Сейчас перед ними директива о подготовке школ к зиме.
— Рано чего-то об этом забеспокоились, успеем еще, — хотел было отмахнуться Тимофей. — Придет зима — будет и школа.
— Готовь сани летом, так умные люди говорят, — осуждающе глянул на него Кузьма. — Тут что сказано? Перво-наперво всех мальцов в школу собрать, ни одного не пропустить. Второе дело: обеспечить школу и дровами, и керосином. Вот о керосине — это твоя, Тимофей, забота.
— Да ведь если в городе дадут…
— Ты сделай, чтобы дали. Потому загодя нам и напоминают. Керосин, что в лавку получишь, в первую голову учителям: им тетрадки проверять надо, книги всякие читать. Дрова не велика задача — на монастырских подвезем. Опять же загодя нужно, чтоб к зиме просохли.
— Ты, Кузьма, по-хозяйски соображаешь, — с насмешливым одобрением сказал Тимофей. — Ладно, в город поеду, керосину выпрошу.
— Вот так правильно будет. Только самое что ни есть трудное — всех ребятишек собрать. Не все еще отпускают детишек-то в школу.
— Это, дядя Кузьма, поручи комсомольцам, — вызвался Иван. — Вместе с учителями обойдем все избы, учтем всех, кому в школу идти, и соберем.
— Хорошее дело! — обрадовался Кузьма.
— Хорошее-то хорошее, — вмешался Тимофей, — вы о другом подумайте: соберете по селу всех ребятишек, а кто учить будет?
— Как — кто? — удивился Кузьма. — Есть же учителя.
— Вот тут и сообрази, — сказал Говорок. — В школе два учителя, каждый два класса учит. А сгоните вы, скажем, сотни две ребят — никак не меньше наберется, — куда ж им двоим-то справиться? И то сказать: Мария Федоровна, конечно, в силах, а Митрофан Алексеевич совсем старенек — не справиться ему с такой оравой.
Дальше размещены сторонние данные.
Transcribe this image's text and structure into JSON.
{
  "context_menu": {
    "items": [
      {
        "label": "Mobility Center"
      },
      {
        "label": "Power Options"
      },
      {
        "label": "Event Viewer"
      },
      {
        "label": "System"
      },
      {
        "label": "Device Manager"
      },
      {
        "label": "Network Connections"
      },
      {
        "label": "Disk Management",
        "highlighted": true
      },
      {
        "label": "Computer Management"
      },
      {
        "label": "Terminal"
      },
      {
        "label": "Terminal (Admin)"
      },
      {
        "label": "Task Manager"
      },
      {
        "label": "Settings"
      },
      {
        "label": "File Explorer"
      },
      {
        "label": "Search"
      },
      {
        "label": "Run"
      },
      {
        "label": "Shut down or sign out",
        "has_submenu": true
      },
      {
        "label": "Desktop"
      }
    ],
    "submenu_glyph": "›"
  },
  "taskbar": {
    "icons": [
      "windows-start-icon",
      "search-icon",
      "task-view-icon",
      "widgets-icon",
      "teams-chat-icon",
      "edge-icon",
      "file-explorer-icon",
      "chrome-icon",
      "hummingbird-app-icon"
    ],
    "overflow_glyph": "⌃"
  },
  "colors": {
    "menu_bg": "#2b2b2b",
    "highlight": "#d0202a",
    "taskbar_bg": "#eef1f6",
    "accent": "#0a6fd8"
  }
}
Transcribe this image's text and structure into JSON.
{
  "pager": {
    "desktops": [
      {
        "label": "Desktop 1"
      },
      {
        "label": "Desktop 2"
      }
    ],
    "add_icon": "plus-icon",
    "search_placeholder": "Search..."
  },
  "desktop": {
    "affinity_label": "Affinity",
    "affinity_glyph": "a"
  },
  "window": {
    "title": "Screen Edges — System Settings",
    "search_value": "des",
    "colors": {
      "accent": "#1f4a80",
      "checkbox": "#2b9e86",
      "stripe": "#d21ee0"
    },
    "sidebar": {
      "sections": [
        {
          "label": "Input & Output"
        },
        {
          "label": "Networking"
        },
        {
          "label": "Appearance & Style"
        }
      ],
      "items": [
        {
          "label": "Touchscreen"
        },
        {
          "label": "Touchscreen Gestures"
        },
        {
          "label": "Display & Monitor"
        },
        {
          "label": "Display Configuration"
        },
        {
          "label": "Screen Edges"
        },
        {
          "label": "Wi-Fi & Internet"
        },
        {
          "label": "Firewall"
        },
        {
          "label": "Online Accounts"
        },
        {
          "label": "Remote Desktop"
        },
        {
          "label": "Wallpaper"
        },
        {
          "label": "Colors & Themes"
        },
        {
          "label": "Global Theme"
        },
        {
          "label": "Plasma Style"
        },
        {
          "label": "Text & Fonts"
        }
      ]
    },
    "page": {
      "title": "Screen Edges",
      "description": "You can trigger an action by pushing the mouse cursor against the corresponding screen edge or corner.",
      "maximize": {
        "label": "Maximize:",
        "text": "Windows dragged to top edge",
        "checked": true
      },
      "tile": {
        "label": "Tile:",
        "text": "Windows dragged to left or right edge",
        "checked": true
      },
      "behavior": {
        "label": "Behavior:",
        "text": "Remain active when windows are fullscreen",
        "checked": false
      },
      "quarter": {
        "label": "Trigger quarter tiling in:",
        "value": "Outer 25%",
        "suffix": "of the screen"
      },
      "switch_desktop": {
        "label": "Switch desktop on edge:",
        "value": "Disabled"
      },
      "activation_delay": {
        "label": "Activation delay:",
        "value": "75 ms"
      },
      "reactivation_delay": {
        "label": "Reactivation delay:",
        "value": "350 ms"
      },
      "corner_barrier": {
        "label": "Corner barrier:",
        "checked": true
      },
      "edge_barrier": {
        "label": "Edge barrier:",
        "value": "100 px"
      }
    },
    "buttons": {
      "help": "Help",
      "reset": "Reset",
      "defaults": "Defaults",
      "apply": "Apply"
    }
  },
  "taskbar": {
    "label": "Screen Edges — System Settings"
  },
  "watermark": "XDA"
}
— Да, задача, — почесал затылок Кузьма.
— То-то вот, — удовлетворенно произнес Говорок. — Надо требовать, чтоб из города еще двух учителей слали.
— Пожалуй, надо… — нерешительно произнес Кузьма и обратился к Ивану: — Ты как, Иван, думаешь?
— По-моему, надо еще учителей. — Иван вспомнил, как мать зимой каждый вечер при свете коптилки проверяла кипу листочков, как сетовала, что трудно заниматься одновременно с двумя классами, и уверенно подтвердил: — Обязательно надо еще двух учителей.
— А где их взять? — спросил Кузьма.
— Надо написать в уездный отдел народного образования, — ответил Иван. — Уоно распоряжается учителями.
— Вот и сочиняй бумагу в это уоно, — решительно прихлопнул ладонью по столу Кузьма Мешалкин и напал на Говорка: — А ты, кооператор, не дремли — когти сорви, а чтоб как можно больше в лавку товару завезти. То сообрази: через неделю-другую страда начнется. Урожай в этом году, нечего бога гневить, хороший, будет мужик с хлебом, и на налог и на продажу останется, а все пообносились, гвоздя в хозяйстве нет, про мыло бабы забыли — глиной стирают…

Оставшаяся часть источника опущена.